Orange

Du fil au textile, toujours orangé…

Des textiles orangés étonnants..

Hier, je vous ai montré quelques créations de grands couturiers qui m’avaient étonnée. Cette fois, nous sommes toujours dans le textile mais sur des effets absolument éloignés mais qui parlent tous de représentation. 

Cathédrale de fils d’Olivier ROLLER 

Je ne puis quitter les tons orangés sans vous présenter cette œuvre d’un photographe Olivier ROLLER, qui travaille beaucoup sur les portraits. 

Il a conçu cette cathédrale de fils présentée actuellement au Château d’ Angers mais que je ne peux aller voir…. à la demande des Centres  des monuments Nationaux. 

Voici ce qu’il nous en dit : 

« Une tapisserie, ce sont deux fils entrelacés. J’utiliserai la métaphore du fil pour tisser une cathédrale dans le château d’Angers, lié à la tapisserie par la tenture de l’Apocalypse… Architecturalement, la structure reprendra la forme classique de la cathédrale, en forme de crois latine avec les inventions du Moyen Age (arcs brisés et croisée d’ogives). Cette structure en métal, sera tissée de fils espacés en laissant le regard passer à travers. Dans la symbolique, le métal est le squelette, le fil est la peau…. Au-delà de ces multiples jeux de correspondance, cette installation est liée avec ce qui m’intéresse dans les photographies. En effet, je travaille sur les visages du pouvoir , à la recherche de la matière : traces du temps sur les peux, sur la pierre des statues, sur les fils des tapisseries. Mais elle m’intéresse aussi dans son questionnement sur le sacré, son détournement à l’heure actuelle et la manière dont les gens se l’approprient.  » 

Le jeu de lumière est amplifié par les dégradés de couleurs et les espacements des fils, denses au sol et plus larges au fur et à mesure qu’on monte le regard laissant entrer la lumière divine. 
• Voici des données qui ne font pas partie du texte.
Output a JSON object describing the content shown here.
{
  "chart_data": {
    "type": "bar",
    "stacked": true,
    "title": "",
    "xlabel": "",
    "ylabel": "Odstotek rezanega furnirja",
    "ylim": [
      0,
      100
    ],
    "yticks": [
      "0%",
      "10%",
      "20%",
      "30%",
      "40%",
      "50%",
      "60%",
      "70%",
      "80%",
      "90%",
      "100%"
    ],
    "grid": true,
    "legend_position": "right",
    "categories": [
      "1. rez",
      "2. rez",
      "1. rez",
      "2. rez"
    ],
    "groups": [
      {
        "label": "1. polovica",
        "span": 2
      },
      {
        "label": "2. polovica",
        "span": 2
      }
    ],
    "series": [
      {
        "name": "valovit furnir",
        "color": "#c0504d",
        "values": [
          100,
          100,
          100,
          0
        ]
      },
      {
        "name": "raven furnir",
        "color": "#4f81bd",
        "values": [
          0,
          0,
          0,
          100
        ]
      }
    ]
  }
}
On entre dans cet espace et au centre, un miroir nous renvoie notre reflet, évocation artistique du selfie, icone de nos temps modernes narcissiques et autocentrés. A travers cette installation c’est aussi une interrogation sur la place de la foi dans nos sociétés, le lieu du sacré. 
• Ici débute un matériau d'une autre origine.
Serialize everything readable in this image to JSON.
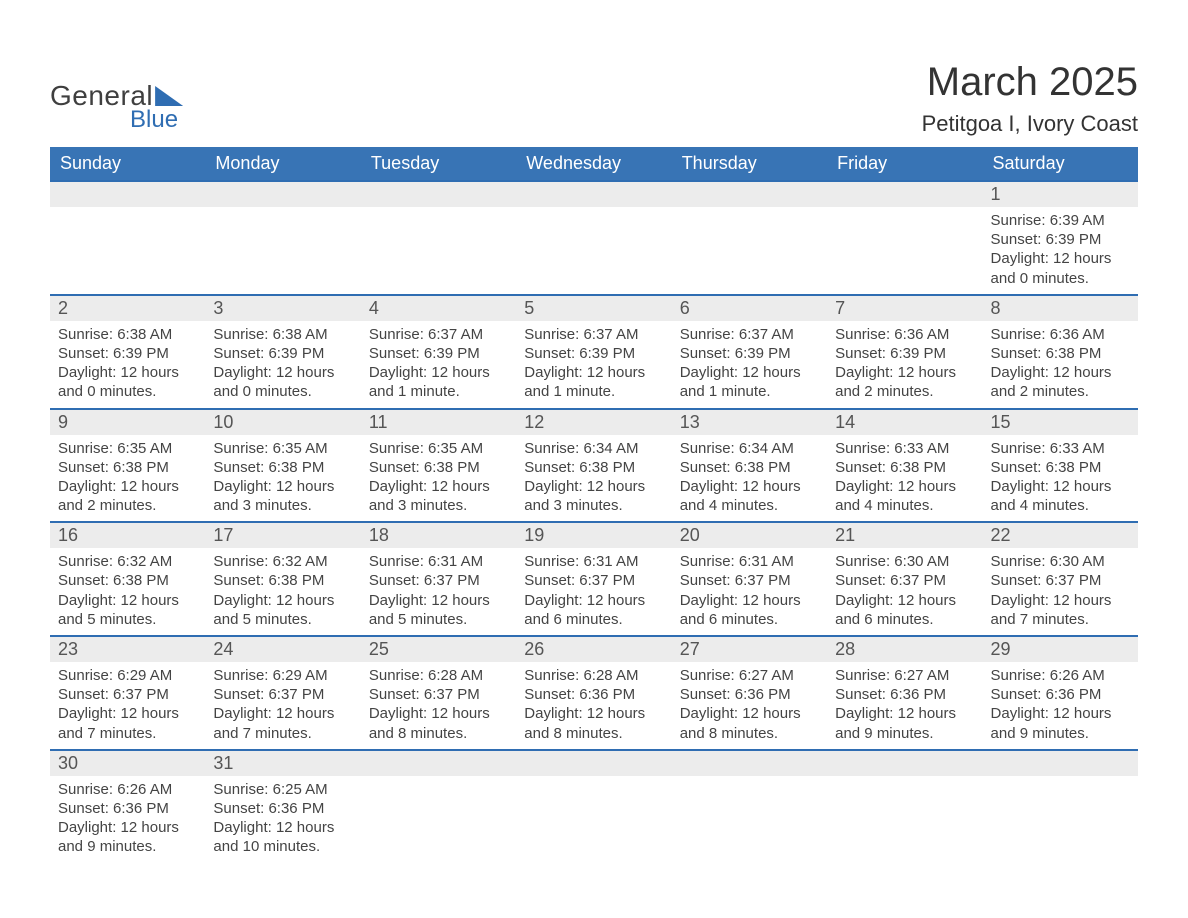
{
  "brand": {
    "general": "General",
    "blue": "Blue"
  },
  "title": "March 2025",
  "location": "Petitgoa I, Ivory Coast",
  "colors": {
    "header_bg": "#3874b5",
    "header_text": "#ffffff",
    "row_divider": "#2f6db2",
    "daynum_bg": "#ececec",
    "text": "#333333",
    "logo_blue": "#2f6db2"
  },
  "weekdays": [
    "Sunday",
    "Monday",
    "Tuesday",
    "Wednesday",
    "Thursday",
    "Friday",
    "Saturday"
  ],
  "weeks": [
    [
      null,
      null,
      null,
      null,
      null,
      null,
      {
        "n": "1",
        "sr": "Sunrise: 6:39 AM",
        "ss": "Sunset: 6:39 PM",
        "dl": "Daylight: 12 hours and 0 minutes."
      }
    ],
    [
      {
        "n": "2",
        "sr": "Sunrise: 6:38 AM",
        "ss": "Sunset: 6:39 PM",
        "dl": "Daylight: 12 hours and 0 minutes."
      },
      {
        "n": "3",
        "sr": "Sunrise: 6:38 AM",
        "ss": "Sunset: 6:39 PM",
        "dl": "Daylight: 12 hours and 0 minutes."
      },
      {
        "n": "4",
        "sr": "Sunrise: 6:37 AM",
        "ss": "Sunset: 6:39 PM",
        "dl": "Daylight: 12 hours and 1 minute."
      },
      {
        "n": "5",
        "sr": "Sunrise: 6:37 AM",
        "ss": "Sunset: 6:39 PM",
        "dl": "Daylight: 12 hours and 1 minute."
      },
      {
        "n": "6",
        "sr": "Sunrise: 6:37 AM",
        "ss": "Sunset: 6:39 PM",
        "dl": "Daylight: 12 hours and 1 minute."
      },
      {
        "n": "7",
        "sr": "Sunrise: 6:36 AM",
        "ss": "Sunset: 6:39 PM",
        "dl": "Daylight: 12 hours and 2 minutes."
      },
      {
        "n": "8",
        "sr": "Sunrise: 6:36 AM",
        "ss": "Sunset: 6:38 PM",
        "dl": "Daylight: 12 hours and 2 minutes."
      }
    ],
    [
      {
        "n": "9",
        "sr": "Sunrise: 6:35 AM",
        "ss": "Sunset: 6:38 PM",
        "dl": "Daylight: 12 hours and 2 minutes."
      },
      {
        "n": "10",
        "sr": "Sunrise: 6:35 AM",
        "ss": "Sunset: 6:38 PM",
        "dl": "Daylight: 12 hours and 3 minutes."
      },
      {
        "n": "11",
        "sr": "Sunrise: 6:35 AM",
        "ss": "Sunset: 6:38 PM",
        "dl": "Daylight: 12 hours and 3 minutes."
      },
      {
        "n": "12",
        "sr": "Sunrise: 6:34 AM",
        "ss": "Sunset: 6:38 PM",
        "dl": "Daylight: 12 hours and 3 minutes."
      },
      {
        "n": "13",
        "sr": "Sunrise: 6:34 AM",
        "ss": "Sunset: 6:38 PM",
        "dl": "Daylight: 12 hours and 4 minutes."
      },
      {
        "n": "14",
        "sr": "Sunrise: 6:33 AM",
        "ss": "Sunset: 6:38 PM",
        "dl": "Daylight: 12 hours and 4 minutes."
      },
      {
        "n": "15",
        "sr": "Sunrise: 6:33 AM",
        "ss": "Sunset: 6:38 PM",
        "dl": "Daylight: 12 hours and 4 minutes."
      }
    ],
    [
      {
        "n": "16",
        "sr": "Sunrise: 6:32 AM",
        "ss": "Sunset: 6:38 PM",
        "dl": "Daylight: 12 hours and 5 minutes."
      },
      {
        "n": "17",
        "sr": "Sunrise: 6:32 AM",
        "ss": "Sunset: 6:38 PM",
        "dl": "Daylight: 12 hours and 5 minutes."
      },
      {
        "n": "18",
        "sr": "Sunrise: 6:31 AM",
        "ss": "Sunset: 6:37 PM",
        "dl": "Daylight: 12 hours and 5 minutes."
      },
      {
        "n": "19",
        "sr": "Sunrise: 6:31 AM",
        "ss": "Sunset: 6:37 PM",
        "dl": "Daylight: 12 hours and 6 minutes."
      },
      {
        "n": "20",
        "sr": "Sunrise: 6:31 AM",
        "ss": "Sunset: 6:37 PM",
        "dl": "Daylight: 12 hours and 6 minutes."
      },
      {
        "n": "21",
        "sr": "Sunrise: 6:30 AM",
        "ss": "Sunset: 6:37 PM",
        "dl": "Daylight: 12 hours and 6 minutes."
      },
      {
        "n": "22",
        "sr": "Sunrise: 6:30 AM",
        "ss": "Sunset: 6:37 PM",
        "dl": "Daylight: 12 hours and 7 minutes."
      }
    ],
    [
      {
        "n": "23",
        "sr": "Sunrise: 6:29 AM",
        "ss": "Sunset: 6:37 PM",
        "dl": "Daylight: 12 hours and 7 minutes."
      },
      {
        "n": "24",
        "sr": "Sunrise: 6:29 AM",
        "ss": "Sunset: 6:37 PM",
        "dl": "Daylight: 12 hours and 7 minutes."
      },
      {
        "n": "25",
        "sr": "Sunrise: 6:28 AM",
        "ss": "Sunset: 6:37 PM",
        "dl": "Daylight: 12 hours and 8 minutes."
      },
      {
        "n": "26",
        "sr": "Sunrise: 6:28 AM",
        "ss": "Sunset: 6:36 PM",
        "dl": "Daylight: 12 hours and 8 minutes."
      },
      {
        "n": "27",
        "sr": "Sunrise: 6:27 AM",
        "ss": "Sunset: 6:36 PM",
        "dl": "Daylight: 12 hours and 8 minutes."
      },
      {
        "n": "28",
        "sr": "Sunrise: 6:27 AM",
        "ss": "Sunset: 6:36 PM",
        "dl": "Daylight: 12 hours and 9 minutes."
      },
      {
        "n": "29",
        "sr": "Sunrise: 6:26 AM",
        "ss": "Sunset: 6:36 PM",
        "dl": "Daylight: 12 hours and 9 minutes."
      }
    ],
    [
      {
        "n": "30",
        "sr": "Sunrise: 6:26 AM",
        "ss": "Sunset: 6:36 PM",
        "dl": "Daylight: 12 hours and 9 minutes."
      },
      {
        "n": "31",
        "sr": "Sunrise: 6:25 AM",
        "ss": "Sunset: 6:36 PM",
        "dl": "Daylight: 12 hours and 10 minutes."
      },
      null,
      null,
      null,
      null,
      null
    ]
  ]
}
Le photographe nous dit aussi : « Le fil est fragile, il est métaphore de la vie, il se détend et peut casser. »

Puisque nous parlons matières et représentation tout autant que couleur orange, je pense aussi au travail des indiens kuna d’Amérique centrale : les molas. Cette technique d’application envers, est aussi représentative de croyances et riche de symboles. 

 Notre photographe nous parlait de laisser passer la lumière. Pour les kunas, c’est aussi le cas lorsqu’on voit les petites fentes comme ici à gauche, prévues pour imiter l’effet de la lumière à travers les roseaux dans leurs maisons, identifiées par des petits triangles colorés. . 

Les molas sont portés par les femmes, gardiennes des maisons. Les nombreux labyrinthes sont là pour empêcher les mauvais esprits et protéger ceux qui portent ces motifs. Ils sont aidés par les dents, également là pour repousser ou croquer ces esprits chagrins. Ces tabliers sont posés au dessus de jupes colorées en portefeuille. Il s’agit plutôt d’un pagne dont la longueur est variable. Dans le costume des kunas, on remarque aussi les Winis, ornements de bras et de jambes perlés aux couleurs assorties aux molas. Ces ornements sont changés tous les deux ou trois semaines. Voyez combien ces tressages sont compliqués à mettre en place !

A l’origine, ces motifs sont ceux des peintures corporelles. Les espagnols vont introduire les tissus et cette technique ne daterait que d’environ 170 ans maximum. Ce sont à chaque mola, des scènes de la vie quotidienne, du passé, des rêves des brodeuses… Outre la technique, on les reconnait aussi par la stylisation des motifs. Végétaux et animaux  prennent une place importante. Pas de place vide, on remplit totalement l’espace du tissu. Plus on met de couleurs variées, et donc de surépaisseurs, plus on prouve sa dexterité. 

Mais, au Panama, cette pratique a pris un tel développement et une telle importance que le gouvernement début XXème siècle, a tenté d’interdire le port du costume devenu « traditionnel ». La résistance est forte tant ces textiles représente cette communauté et les incidents qui en découlent seront appelés « La Révolution des Kunas » en 1925. Le gouvernement finit  par accorder une gestion autonome  de leurs territoires, avec sa propre jurisprudence. 

Il s’agit du 2ème plus petit peuple du monde. Dont une toute petite représentation. Mais ce que je retiens c’est qu’il s’agit d’une peuple matriarcal. Au mariage, c’est l’homme qui rejoint la famille de la femme. Ce sont les femmes qui héritaient et encore actuellement, la vente des molas fait une part belle au travail et à la reconnaissance des femmes dans les villages traditionnels.